(1.) This case has a chequered history behind it; spreading over a period of two decades or so. By reason of the sheer length of the years that the parties have spent fighting over what can hardly be said to be a fabulous piece of property measuring 10' x 20' one would have very much liked to give a quietus to the controversy if only the same was possible within judicially manageable dimensions. Pious hopes and noble intentions notwithstanding, the solution does not seem to be anywhere in view for what is under challenge in this petition is not a final order but one remanding the case back for a further enquiry, thereby ensuring yet another round of appeals revisions and eventually writ petitions in this Court.
(2.) It is unnecessary to set out in detail the various stages through which this litigation has passed over the years. The impugned order passed by the Karnataka Appellate Tribunal at Bangalore sufficiently serves that purpose. Suffice it to say that the small piece of land which constitutes the proverbial bone of contention between the parties is situate on the Indi-Bijapur Road within the town limits of Indi. The petitioner who claims to be an unemployed graduate and the 4th respondent were rival claimants for the site in question both having applied for the same on lease basis to the authorities concerned. While the application made by the 4th respondent was rejected on the ground that any grant in his favour would offend the Ribbon Development Rules the petitioner showed greater perseverance and succeeded in getting orders granting short terms leases in his favour from time to time. These orders were successfully challenged by the 4th respondent who preferred appeals against the same before the Deputy Commissioner, the Karnataka Appellate Tribunal and eventually in this Court in Writ Petition No. 17184 of 1981. The pendency of the writ petition, notwithstanding the authorities were given the liberty to consider the question of renewal of the lease in favour of the petitioner which was granted from time to time till 18th of September, 1991 when the Deputy Commissioner, Bijapur in an Appeal filed against one of such grants observed that there was no objection to the grant of the land in favour of the petitioner on a permanent basis. Consequently, the Assistant Commissioner, Indi, by an order made by him in that behalf permanently granted the site in question in favour of the petitioner. This order also came under challenge at the instance of the 4th respondent before the Tribunal who remanded the matter back to the Deputy Commissioner, Bijapur with a direction to hold a fresh enquiry. The later made a spot inspection and confirmed the order passed by the Assistant Commissioner. Against the said order the 4th respondent once again preferred an appeal before the Tribunal which has by order dated 4-5-1993, been allowed resulting in the orders made in favour of the petitioner being set aside and the matter being remanded back to the Assistant Commissioner, Indi, for fresh disposal in accordance with law. It is this remand order that has been brought under challenge in the present writ petition.

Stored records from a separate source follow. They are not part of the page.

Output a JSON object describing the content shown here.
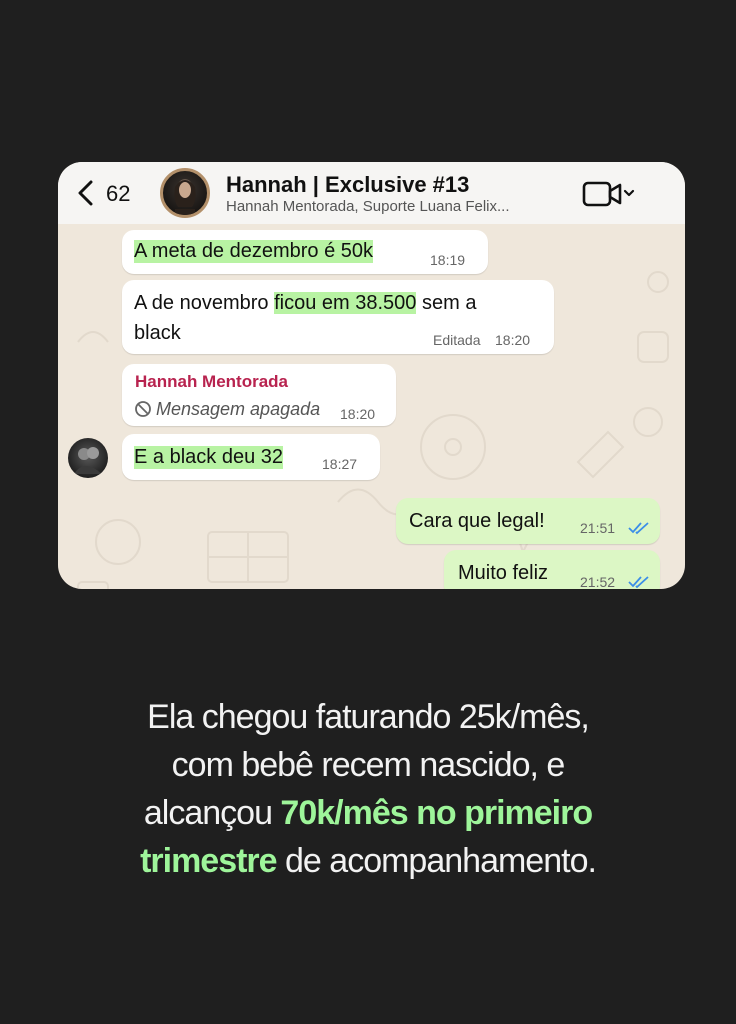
{
  "header": {
    "unread_count": "62",
    "title": "Hannah | Exclusive #13",
    "subtitle": "Hannah Mentorada, Suporte Luana Felix..."
  },
  "messages": [
    {
      "text": "A meta de dezembro é 50k",
      "time": "18:19"
    },
    {
      "line1_a": "A de novembro ",
      "line1_b": "ficou em 38.500",
      "line1_c": " sem a",
      "line2": "black",
      "edited": "Editada",
      "time": "18:20"
    },
    {
      "sender": "Hannah Mentorada",
      "deleted_text": "Mensagem apagada",
      "time": "18:20"
    },
    {
      "text": "E a black deu 32",
      "time": "18:27"
    },
    {
      "text": "Cara que legal!",
      "time": "21:51"
    },
    {
      "text": "Muito feliz",
      "time": "21:52"
    }
  ],
  "caption": {
    "line1": "Ela chegou faturando 25k/mês,",
    "line2": "com bebê recem nascido, e",
    "line3_a": "alcançou ",
    "line3_b": "70k/mês no primeiro",
    "line4_a": "trimestre",
    "line4_b": " de acompanhamento."
  },
  "icons": {
    "back": "chevron-left-icon",
    "video": "video-call-icon",
    "deleted": "blocked-circle-icon",
    "read": "double-check-icon"
  },
  "colors": {
    "background": "#1f1f1f",
    "highlight": "#b8f3a3",
    "outgoing_bubble": "#dcf7c5",
    "sender_name": "#b8234f",
    "caption_accent": "#9ef59a",
    "read_ticks": "#3b8ee8"
  }
}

(3.) Mr. Goulay, learned Counsel appearing for the petitioner found fault with the Tribunal's order primarily on two distinct counts. His foremost submission was that the 4th respondent had no locus standi to have filed the appeal before the Tribunal inasmuch as his own application for grant of the site in question had been rejected years ago whereafter he had not agitated the matter any further. It was argued that even the alternative case set up by the 4th respondent before the Tribunal that the grant in question had the effect of depriving the 4th respondent of the access to his property had been turned down with the result that the 4th respondent had no real or genuine, grievance against the same so as to give him the locus to maintain an appeal. The question as to whether the grant would have the effect of violating the provisions of the Ribbon Development Rules, it was contended, could not have been raised by the 4th respondent who was unconcerned with the property especially in the light findings returned by the Tribunal. Any such possible violation was, according to Mr. Goulay, a matter only between the petitioner and the authorities concerned. Alternatively, it was urged that the question as to whether the grant violated the Ribbon Development Rules had been answered in favour of the petitioner by the Tribunal while disposing of an earlier appeal filed by the 4th respondent by its order dated 16th March, 1981, where it was held that the proposed construction to be raised by the petitioner would not offend the provisions of the aforesaid Rules. A remand made by the Tribunal for a fresh finding on the said question was according to Mr. Goulay wholly unnecessary and unsustainable in law.